Netanyahu vive in una bolla tagliata fuori dalla realtà. All’interno della bolla, dice a se stesso e agli altri che sta combattendo per l’esistenza di Israele, che un rischio immediato lo sta minacciando e che la sua missione storica è quella di affrontare il mondo intero e difendere Israele da coloro che vogliono distruggerlo.

Il comportamento di Netanyahu non lascia altra conclusione se non quella che, secondo lui, molti dei suoi avversari cercano consapevolmente e deliberatamente la distruzione di Israele. Presumo che chi si trova nel tunnel umano emotivamente impenetrabile in cui è intrappolato (insieme alla sua famiglia e ad alcuni sostenitori) creda che la maggior parte degli amici di Israele nel mondo, soprattutto il Presidente degli Stati Uniti Joe Biden e forse alcuni leader europei, possano provocare la distruzione di Israele a causa delle pressioni esercitate dalla sinistra e dagli odiatori di Israele dall’interno e dai loro alleati altrove.

A questo proposito, sembra che nella visione del mondo di Netanyahu i più grandi nemici del Paese siano i soldati israeliani più coraggiosi e audaci e i membri dell’opposizione eletta alla Knesset. Mi riferisco a Benny Gantz e Gadi Eisenkot, la cui decenza e devozione a Israele viene sfruttata da Netanyahu che, nel profondo, li disprezza e li vede come nemici e rivali.

Siamo giunti alla fase decisiva: Ci stiamo dirigendo verso un accordo per il salvataggio degli ostaggi o stiamo correndo a velocità folle verso un incidente alla periferia di Rafah?

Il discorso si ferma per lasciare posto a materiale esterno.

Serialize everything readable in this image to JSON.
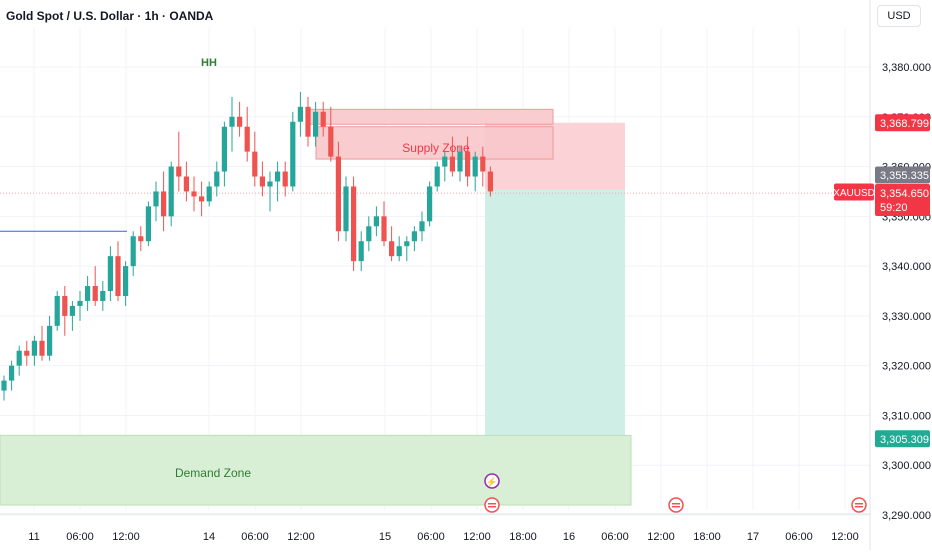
{
  "header": {
    "title": "Gold Spot / U.S. Dollar · 1h · OANDA",
    "currency_label": "USD"
  },
  "colors": {
    "up": "#26a69a",
    "down": "#ef5350",
    "supply_fill": "#f8c7cb",
    "demand_fill": "#d8efd6",
    "target_fill": "#cfeee6",
    "stop_fill": "#fbd3d6",
    "label_red": "#f23645",
    "label_grey": "#787b86",
    "label_green": "#22ab94",
    "hline_blue": "#2962ff"
  },
  "chart_data": {
    "type": "candlestick",
    "symbol": "XAUUSD",
    "y_ticks": [
      3290,
      3300,
      3310,
      3320,
      3330,
      3340,
      3350,
      3360,
      3370,
      3380
    ],
    "y_tick_labels": [
      "3,290.000",
      "3,300.000",
      "3,310.000",
      "3,320.000",
      "3,330.000",
      "3,340.000",
      "3,350.000",
      "3,360.000",
      "3,370.000",
      "3,380.000"
    ],
    "x_ticks": [
      "11",
      "06:00",
      "12:00",
      "14",
      "06:00",
      "12:00",
      "15",
      "06:00",
      "12:00",
      "18:00",
      "16",
      "06:00",
      "12:00",
      "18:00",
      "17",
      "06:00",
      "12:00"
    ],
    "price_labels": [
      {
        "label": "3,368.799",
        "value": 3368.799,
        "style": "red"
      },
      {
        "label": "3,355.335",
        "value": 3355.335,
        "style": "grey"
      },
      {
        "label": "3,354.650",
        "value": 3354.65,
        "style": "red"
      },
      {
        "label": "59:20",
        "style": "red"
      },
      {
        "label": "3,305.309",
        "value": 3305.309,
        "style": "green"
      }
    ],
    "current_price": 3354.65,
    "annotations": [
      {
        "text": "HH",
        "value": 3381
      },
      {
        "text": "Supply Zone"
      },
      {
        "text": "Demand Zone"
      }
    ],
    "zones": {
      "supply_upper": [
        3368.5,
        3371.5
      ],
      "supply_lower": [
        3361.5,
        3368.0
      ],
      "demand": [
        3292,
        3306
      ],
      "stop": [
        3355.3,
        3368.8
      ],
      "target": [
        3305.3,
        3355.3
      ]
    },
    "blue_line_value": 3347,
    "candles": [
      [
        3315,
        3318,
        3313,
        3317
      ],
      [
        3317,
        3321,
        3315,
        3320
      ],
      [
        3320,
        3324,
        3318,
        3323
      ],
      [
        3323,
        3325,
        3320,
        3322
      ],
      [
        3322,
        3326,
        3320,
        3325
      ],
      [
        3325,
        3328,
        3321,
        3322
      ],
      [
        3322,
        3330,
        3321,
        3328
      ],
      [
        3328,
        3335,
        3327,
        3334
      ],
      [
        3334,
        3336,
        3326,
        3330
      ],
      [
        3330,
        3333,
        3327,
        3332
      ],
      [
        3332,
        3335,
        3329,
        3333
      ],
      [
        3333,
        3338,
        3331,
        3336
      ],
      [
        3336,
        3340,
        3332,
        3333
      ],
      [
        3333,
        3337,
        3331,
        3335
      ],
      [
        3335,
        3344,
        3333,
        3342
      ],
      [
        3342,
        3345,
        3333,
        3334
      ],
      [
        3334,
        3341,
        3332,
        3340
      ],
      [
        3340,
        3347,
        3338,
        3346
      ],
      [
        3346,
        3348,
        3343,
        3345
      ],
      [
        3345,
        3353,
        3344,
        3352
      ],
      [
        3352,
        3357,
        3349,
        3355
      ],
      [
        3355,
        3359,
        3347,
        3350
      ],
      [
        3350,
        3361,
        3348,
        3360
      ],
      [
        3360,
        3367,
        3355,
        3358
      ],
      [
        3358,
        3361,
        3353,
        3355
      ],
      [
        3355,
        3358,
        3351,
        3354
      ],
      [
        3354,
        3357,
        3350,
        3353
      ],
      [
        3353,
        3357,
        3352,
        3356
      ],
      [
        3356,
        3361,
        3354,
        3359
      ],
      [
        3359,
        3369,
        3356,
        3368
      ],
      [
        3368,
        3374,
        3363,
        3370
      ],
      [
        3370,
        3373,
        3366,
        3368
      ],
      [
        3368,
        3372,
        3361,
        3363
      ],
      [
        3363,
        3367,
        3356,
        3358
      ],
      [
        3358,
        3361,
        3354,
        3356
      ],
      [
        3356,
        3359,
        3351,
        3357
      ],
      [
        3357,
        3361,
        3353,
        3359
      ],
      [
        3359,
        3361,
        3354,
        3356
      ],
      [
        3356,
        3371,
        3355,
        3369
      ],
      [
        3369,
        3375,
        3366,
        3372
      ],
      [
        3372,
        3374,
        3364,
        3366
      ],
      [
        3366,
        3373,
        3364,
        3371
      ],
      [
        3371,
        3373,
        3366,
        3368
      ],
      [
        3368,
        3372,
        3361,
        3362
      ],
      [
        3362,
        3365,
        3345,
        3347
      ],
      [
        3347,
        3358,
        3345,
        3356
      ],
      [
        3356,
        3358,
        3339,
        3341
      ],
      [
        3341,
        3347,
        3339,
        3345
      ],
      [
        3345,
        3350,
        3343,
        3348
      ],
      [
        3348,
        3352,
        3346,
        3350
      ],
      [
        3350,
        3353,
        3344,
        3345
      ],
      [
        3345,
        3348,
        3341,
        3342
      ],
      [
        3342,
        3346,
        3341,
        3344
      ],
      [
        3344,
        3346,
        3341,
        3345
      ],
      [
        3345,
        3348,
        3343,
        3347
      ],
      [
        3347,
        3351,
        3345,
        3349
      ],
      [
        3349,
        3357,
        3348,
        3356
      ],
      [
        3356,
        3361,
        3355,
        3360
      ],
      [
        3360,
        3363,
        3357,
        3362
      ],
      [
        3362,
        3366,
        3358,
        3359
      ],
      [
        3359,
        3364,
        3357,
        3363
      ],
      [
        3363,
        3366,
        3356,
        3358
      ],
      [
        3358,
        3363,
        3355,
        3362
      ],
      [
        3362,
        3364,
        3356,
        3359
      ],
      [
        3359,
        3360,
        3354,
        3355
      ]
    ]
  }
}
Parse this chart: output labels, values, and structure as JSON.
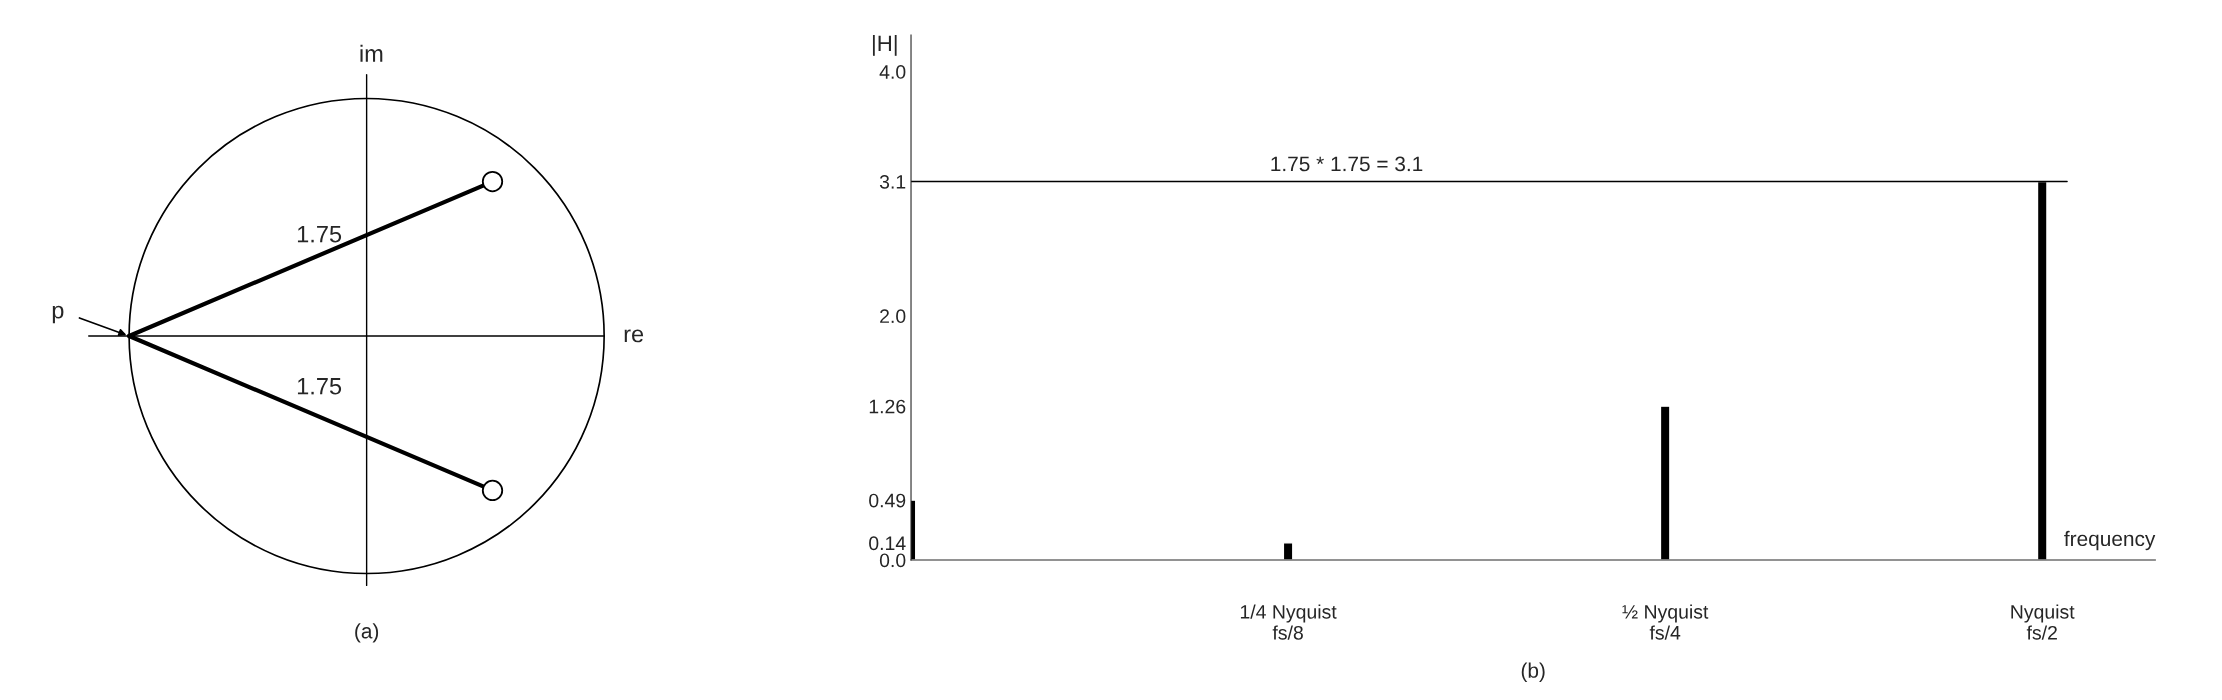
{
  "chart_data": [
    {
      "type": "other",
      "title": "(a)",
      "annotations": [
        "im",
        "re",
        "p",
        "1.75",
        "1.75"
      ]
    },
    {
      "type": "bar",
      "title": "(b)",
      "xlabel": "frequency",
      "ylabel": "|H|",
      "categories": [
        null,
        "1/4 Nyquist\nfs/8",
        "½ Nyquist\nfs/4",
        "Nyquist\nfs/2"
      ],
      "values": [
        0.49,
        0.14,
        1.26,
        3.1
      ],
      "color": "#000000",
      "ylim": [
        0,
        4.3
      ],
      "yticks": [
        {
          "value": 0,
          "label": "0.0"
        },
        0.14,
        0.49,
        1.26,
        {
          "value": 2,
          "label": "2.0"
        },
        3.1,
        {
          "value": 4,
          "label": "4.0"
        }
      ],
      "ref_lines": [
        {
          "axis": "y",
          "value": 3.1,
          "label": "1.75 * 1.75 = 3.1",
          "color": "#000000"
        }
      ],
      "grid": false
    }
  ]
}
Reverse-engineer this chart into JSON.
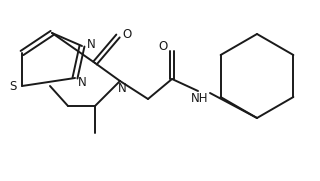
{
  "background_color": "#ffffff",
  "line_color": "#1a1a1a",
  "line_width": 1.4,
  "figure_width": 3.2,
  "figure_height": 1.81,
  "dpi": 100,
  "xlim": [
    0,
    320
  ],
  "ylim": [
    0,
    181
  ]
}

La presa di Rafah non ha alcun significato strategico per quanto riguarda gli interessi vitali di Israele. Netanyahu lo sa bene, così come lo sanno alcuni alti ufficiali militari e ufficiali in pensione. Distruggere altri quattro battaglioni di Hamas potrebbe essere stata la mossa giusta se fosse stata scollegata dal contesto più ampio degli eventi. Ma una manovra del genere richiederebbe mesi e comporterebbe molte vittime tra i nostri soldati, ucciderebbe migliaia di palestinesi non coinvolti e distruggerebbe ciò che resta della reputazione internazionale di Israele.

Intensificherebbe le manifestazioni in tutti i campus d’America e del mondo e porterebbe all’emissione di mandati d’arresto contro i leader e i soldati israeliani. Soprattutto, metterebbe gli ostaggi in immediato pericolo. Una mossa del genere rappresenterebbe un’imprudenza criminale da parte di un gruppo di persone, guidate da Netanyahu, che sono pronte a distruggere le fondamenta della nostra esistenza solo per continuare a mantenere il potere.

Alcune delle decisioni che ho preso quando ero a capo del governo israeliano sono state pesantemente criticate. Verso la sua conclusione, la Seconda Guerra del Libano è stata fonte di attacchi incessanti a me e ai membri del mio gabinetto, oltre che ai comandanti militari che hanno condotto la campagna. Non importa affatto che, a posteriori, la maggior parte dei critici si renda conto che si trattò di una guerra di successo – anche se non priva di fallimenti ed errori – con diversi risultati strategici, che sono diventati più chiari a distanza di molti anni. Tuttavia, nessuno di coloro che all’epoca si opponevano alla guerra ha mai pensato di sostenere che il governo fosse motivato dagli interessi personali del suo responsabile.

La stragrande maggioranza degli israeliani è concorde nell’affermare che l’unica motivazione per l’espansione della campagna militare e l’invasione di Rafah non è ciò che è giusto per Israele, ma fa parte di una decisione pianificata di sacrificare la vita degli ostaggi per preservare la vita politica dell’uomo che continua a spingere Israele verso il baratro.

È ora di fermare Netanyahu e il governo di Ben-Gvir e Smotrich. È ora di inondare le strade con milioni di oppositori risoluti per circondare il gruppo di fuorilegge che sta portando Israele al collasso e fermarli, prima che sia troppo tardi”, conclude Olmert. 

Prima che sia troppo tardi. Ma quel “tardi” bussa alle porte. E forse è già entrato.